I had a few weeks left. At the end of these few weeks I would sit down in a plane and wave a teary goodbye to Berlin, the city of my imagination, the only place to truly be young and nocturnal and full of thoughts.
I woke up every day in a sharp melancholy, calculating how many more mornings I had of looking out on my snowy courtyard, holding a warm coffee mug. I spent the days looking at people on the street, feeling a bubbling jealousy – how is it that they were able to stay, when I had to leave? At night, usually for the whole night, I drank Weißbier with fellow foreigners as we all wondered when we’d see each other again once there were continents and oceans between us.
Some friends from Sydney were in town, and wanted to see some Berlin bars.
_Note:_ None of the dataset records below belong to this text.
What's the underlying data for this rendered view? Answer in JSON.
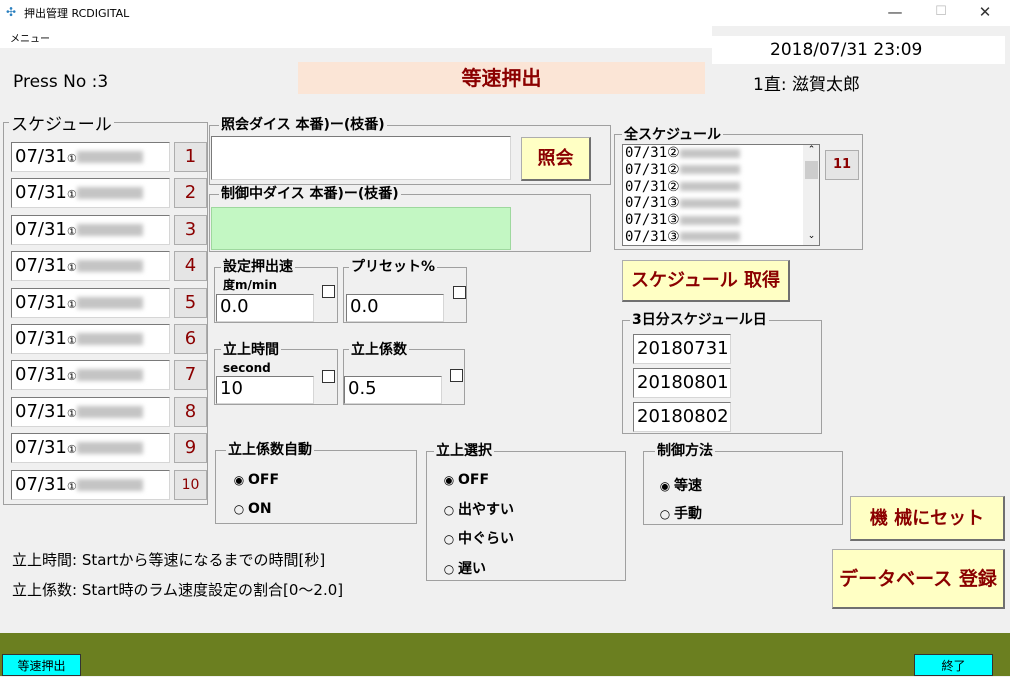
{
  "window": {
    "title": "押出管理 RCDIGITAL",
    "min": "—",
    "max": "☐",
    "close": "✕"
  },
  "menu": {
    "label": "メニュー"
  },
  "datetime": "2018/07/31  23:09",
  "press_no": "Press No :3",
  "page_title": "等速押出",
  "operator": "1直:  滋賀太郎",
  "schedule": {
    "label": "スケジュール",
    "items": [
      {
        "date": "07/31",
        "mark": "①",
        "num": "1"
      },
      {
        "date": "07/31",
        "mark": "①",
        "num": "2"
      },
      {
        "date": "07/31",
        "mark": "①",
        "num": "3"
      },
      {
        "date": "07/31",
        "mark": "①",
        "num": "4"
      },
      {
        "date": "07/31",
        "mark": "①",
        "num": "5"
      },
      {
        "date": "07/31",
        "mark": "①",
        "num": "6"
      },
      {
        "date": "07/31",
        "mark": "①",
        "num": "7"
      },
      {
        "date": "07/31",
        "mark": "①",
        "num": "8"
      },
      {
        "date": "07/31",
        "mark": "①",
        "num": "9"
      },
      {
        "date": "07/31",
        "mark": "①",
        "num": "10"
      }
    ]
  },
  "query": {
    "label": "照会ダイス 本番)ー(枝番)",
    "value": "",
    "button": "照会"
  },
  "control": {
    "label": "制御中ダイス 本番)ー(枝番)",
    "value": ""
  },
  "speed": {
    "label1": "設定押出速",
    "label2": "度m/min",
    "value": "0.0"
  },
  "preset": {
    "label": "プリセット%",
    "value": "0.0"
  },
  "rise_time": {
    "label": "立上時間",
    "unit": "second",
    "value": "10"
  },
  "rise_coef": {
    "label": "立上係数",
    "value": "0.5"
  },
  "all_schedule": {
    "label": "全スケジュール",
    "items": [
      {
        "date": "07/31",
        "mark": "②"
      },
      {
        "date": "07/31",
        "mark": "②"
      },
      {
        "date": "07/31",
        "mark": "②"
      },
      {
        "date": "07/31",
        "mark": "③"
      },
      {
        "date": "07/31",
        "mark": "③"
      },
      {
        "date": "07/31",
        "mark": "③"
      }
    ],
    "count": "11"
  },
  "get_schedule": "スケジュール 取得",
  "three_day": {
    "label": "3日分スケジュール日",
    "dates": [
      "20180731",
      "20180801",
      "20180802"
    ]
  },
  "auto_coef": {
    "label": "立上係数自動",
    "options": [
      "OFF",
      "ON"
    ]
  },
  "rise_select": {
    "label": "立上選択",
    "options": [
      "OFF",
      "出やすい",
      "中ぐらい",
      "遅い"
    ]
  },
  "ctrl_method": {
    "label": "制御方法",
    "options": [
      "等速",
      "手動"
    ]
  },
  "set_machine": "機 械にセット",
  "db_register": "データベース 登録",
  "notes": {
    "line1": "立上時間: Startから等速になるまでの時間[秒]",
    "line2": "立上係数: Start時のラム速度設定の割合[0～2.0]"
  },
  "footer": {
    "left": "等速押出",
    "right": "終了"
  },
  "colors": {
    "footer_bar": "#6b7f20",
    "title_bg": "#fbe5d6",
    "control_bg": "#c3f7c3",
    "accent_red": "#8b0000",
    "footer_btn": "#00ffff"
  }
}
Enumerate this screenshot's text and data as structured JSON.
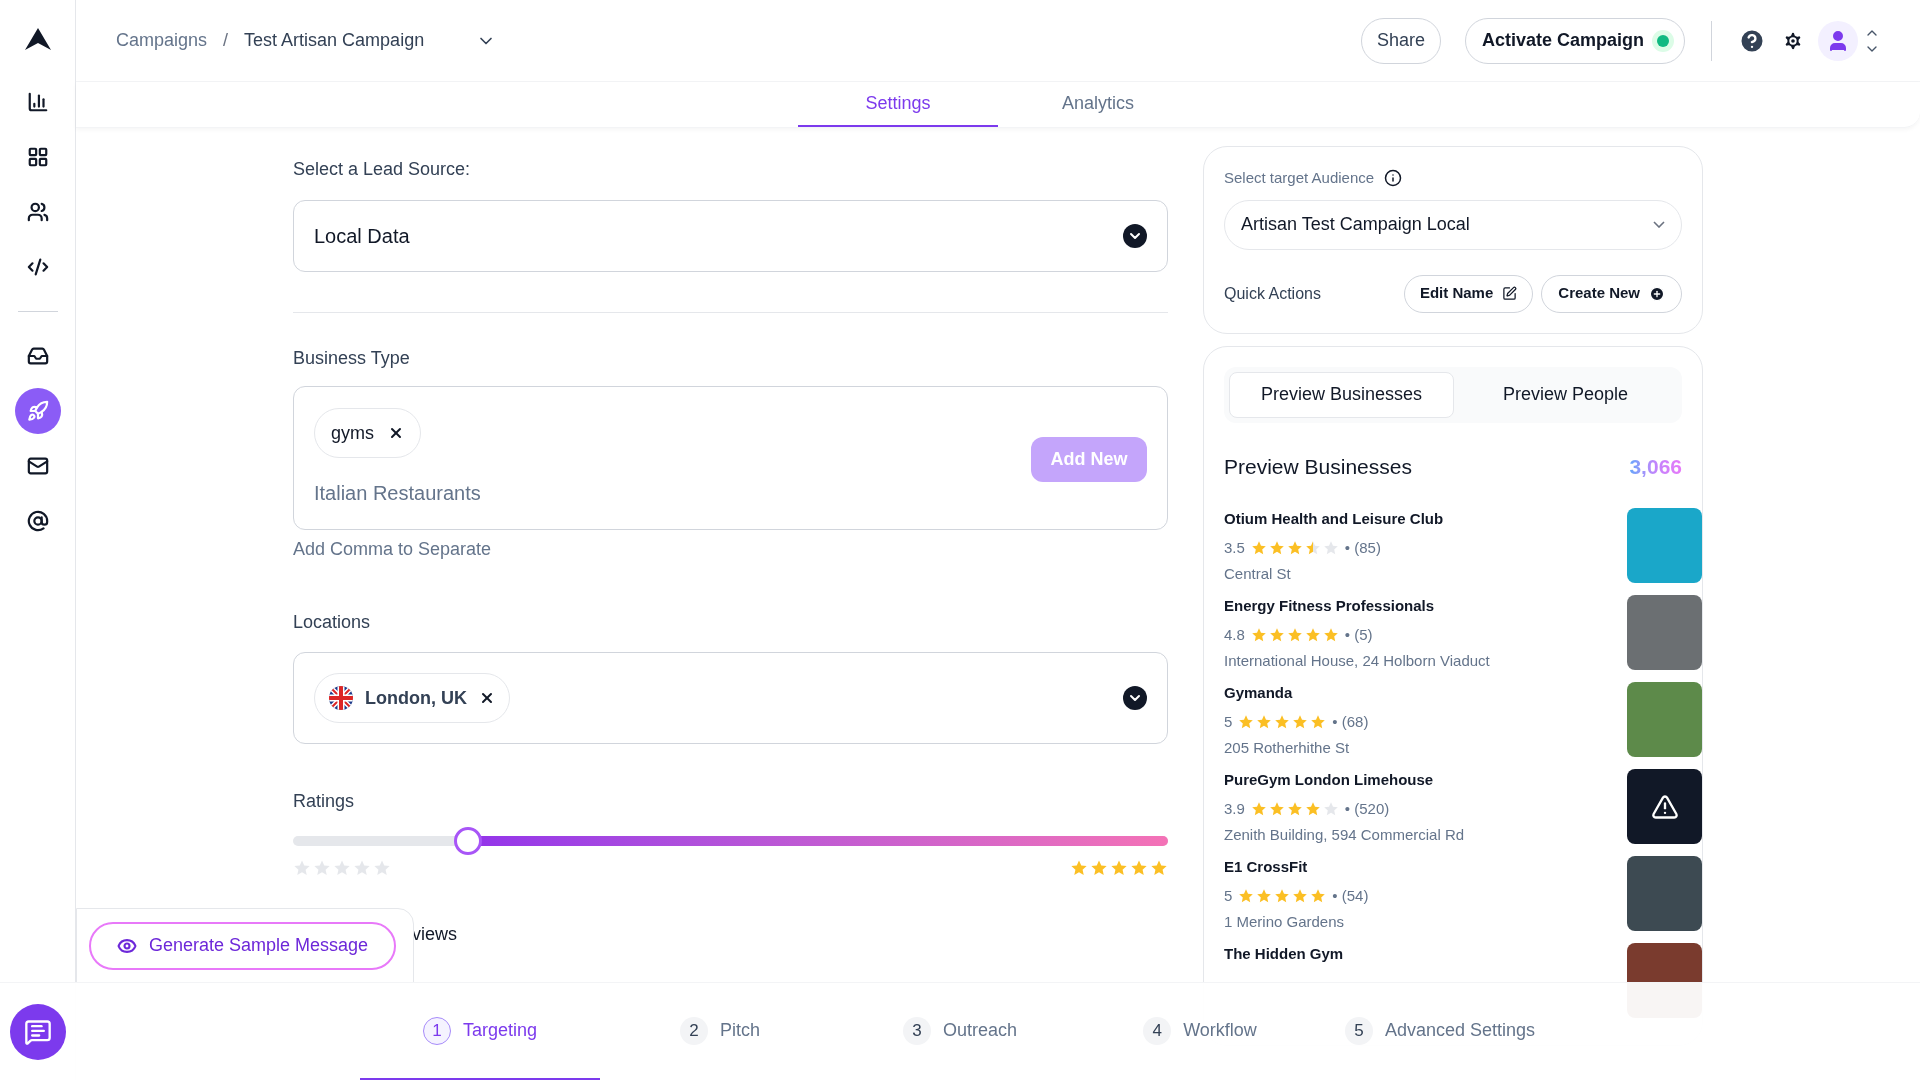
{
  "sidebar": {
    "items": [
      {
        "kind": "chart",
        "selected": false
      },
      {
        "kind": "apps",
        "selected": false
      },
      {
        "kind": "people",
        "selected": false
      },
      {
        "kind": "code",
        "selected": false
      },
      {
        "kind": "divider"
      },
      {
        "kind": "inbox",
        "selected": false
      },
      {
        "kind": "rocket",
        "selected": true
      },
      {
        "kind": "mail",
        "selected": false
      },
      {
        "kind": "at",
        "selected": false
      }
    ]
  },
  "breadcrumb": {
    "parent": "Campaigns",
    "separator": "/",
    "current": "Test Artisan Campaign"
  },
  "header": {
    "share": "Share",
    "activate": "Activate Campaign",
    "active": true
  },
  "tabs": [
    {
      "label": "Settings",
      "selected": true
    },
    {
      "label": "Analytics",
      "selected": false
    }
  ],
  "lead_source": {
    "label": "Select a Lead Source:",
    "value": "Local Data"
  },
  "business_type": {
    "label": "Business Type",
    "tags": [
      "gyms"
    ],
    "placeholder": "Italian Restaurants",
    "add_button": "Add New",
    "hint": "Add Comma to Separate"
  },
  "locations": {
    "label": "Locations",
    "tags": [
      "London, UK"
    ]
  },
  "ratings": {
    "label": "Ratings",
    "low": {
      "level": 0.2,
      "stars": 0
    },
    "high": {
      "stars": 5
    }
  },
  "reviews_label": "views",
  "generate_button": "Generate Sample Message",
  "audience": {
    "label": "Select target Audience",
    "value": "Artisan Test Campaign Local",
    "quick_actions": "Quick Actions",
    "edit": "Edit Name",
    "create": "Create New"
  },
  "preview": {
    "tabs": [
      {
        "label": "Preview Businesses",
        "selected": true
      },
      {
        "label": "Preview People",
        "selected": false
      }
    ],
    "title": "Preview Businesses",
    "count": "3,066",
    "businesses": [
      {
        "name": "Otium Health and Leisure Club",
        "rating": "3.5",
        "stars": 3.5,
        "reviews": "• (85)",
        "address": "Central St",
        "kind": "photo",
        "color": "#1aa7c9"
      },
      {
        "name": "Energy Fitness Professionals",
        "rating": "4.8",
        "stars": 5,
        "reviews": "• (5)",
        "address": "International House, 24 Holborn Viaduct",
        "kind": "photo",
        "color": "#6b6f72"
      },
      {
        "name": "Gymanda",
        "rating": "5",
        "stars": 5,
        "reviews": "• (68)",
        "address": "205 Rotherhithe St",
        "kind": "photo",
        "color": "#5d8a4a"
      },
      {
        "name": "PureGym London Limehouse",
        "rating": "3.9",
        "stars": 4,
        "reviews": "• (520)",
        "address": "Zenith Building, 594 Commercial Rd",
        "kind": "missing",
        "color": "#111827"
      },
      {
        "name": "E1 CrossFit",
        "rating": "5",
        "stars": 5,
        "reviews": "• (54)",
        "address": "1 Merino Gardens",
        "kind": "photo",
        "color": "#3d4a52"
      },
      {
        "name": "The Hidden Gym",
        "kind": "photo",
        "color": "#7a3b2e"
      }
    ]
  },
  "steps": [
    {
      "number": "1",
      "label": "Targeting",
      "selected": true
    },
    {
      "number": "2",
      "label": "Pitch",
      "selected": false
    },
    {
      "number": "3",
      "label": "Outreach",
      "selected": false
    },
    {
      "number": "4",
      "label": "Workflow",
      "selected": false
    },
    {
      "number": "5",
      "label": "Advanced Settings",
      "selected": false
    }
  ]
}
I met them on a quiet, dark street behind Schönleinstraße. One of them had found out about this bar online – it was modelled on The Black Lodge. Like always around this time, I had a little lump in my throat that got bigger when I looked at anything at all.
We found the address of the bar. Silence, and nobody around. “Well, it said on the website that it’s meant to be open tonight,” said my friend. “It’s new.” She didn’t sound very disappointed. She was on holidays, and everything was equally exciting, I guessed. But I could count on my fingers the number of nights I had left to visit a bar like this. Soon I would be living my old life again, and it would be as if all of this never happened at all. So I was definitely disappointed.
I stepped up to the door of The Black Lodge and peered through the glass panel at the dark interior. It was definitely closed for business tonight, without explanation. A single light bulb was switched on somewhere inside, illuminating a narrow doorway and a few black and white tiles on the floor. It was authentic flooring from the TV show, and I imagined the dark red curtains that must have covered the walls in there, and the armchairs, and the people who would quote all the lines and talk about the chewing gum coming back into style and try to figure out how Twin Peaks could still give them nightmares. But I could only see that single patch of light.
It made me feel slightly, and strangely, afraid. There on that silent street, I suddenly felt the stillness of the night and the crispness of the cold air acutely. I imagined that just as I was looking into the frosty glass of the door, somebody was looking at me, from a window up above. It made me shiver.
“Do you think that this is a real bar?” I asked my friends. “I’m getting a weird feeling about it. Like, maybe it’s actually an art project.”
My two friends chuckled. “No, really!” I protested. Just then under the streetlights, it seemed true to me that somebody in Berlin would set up a bar’s façade sure to attract a certain type of young person, and then revel in that person’s disappointment while filming the whole episode with a fancy camera, all in the name of art. Stranger things had happened – were surely happening right now, a few streets over in Neukölln. And for a David Lynch-show-themed bar – it was too perfect.
Or maybe it was the cobblestones on the street, and the night in the city that was slowly eroding my logic. It was all too big and unfair. I couldn’t explain how it felt to know that I would soon be looking at the same night sky but on a different street, with different scents in the air, wearing sandals.
We gave up and walked into the night. Later, at home in Sydney, I heard that my friend had gone back to The Black Lodge and found people drinking inside. I couldn’t help but hate all of them.
Epilogue: I looked for The Black Lodge and found that there is nothing at its domain name. IT’S JUST TOO WEIRD.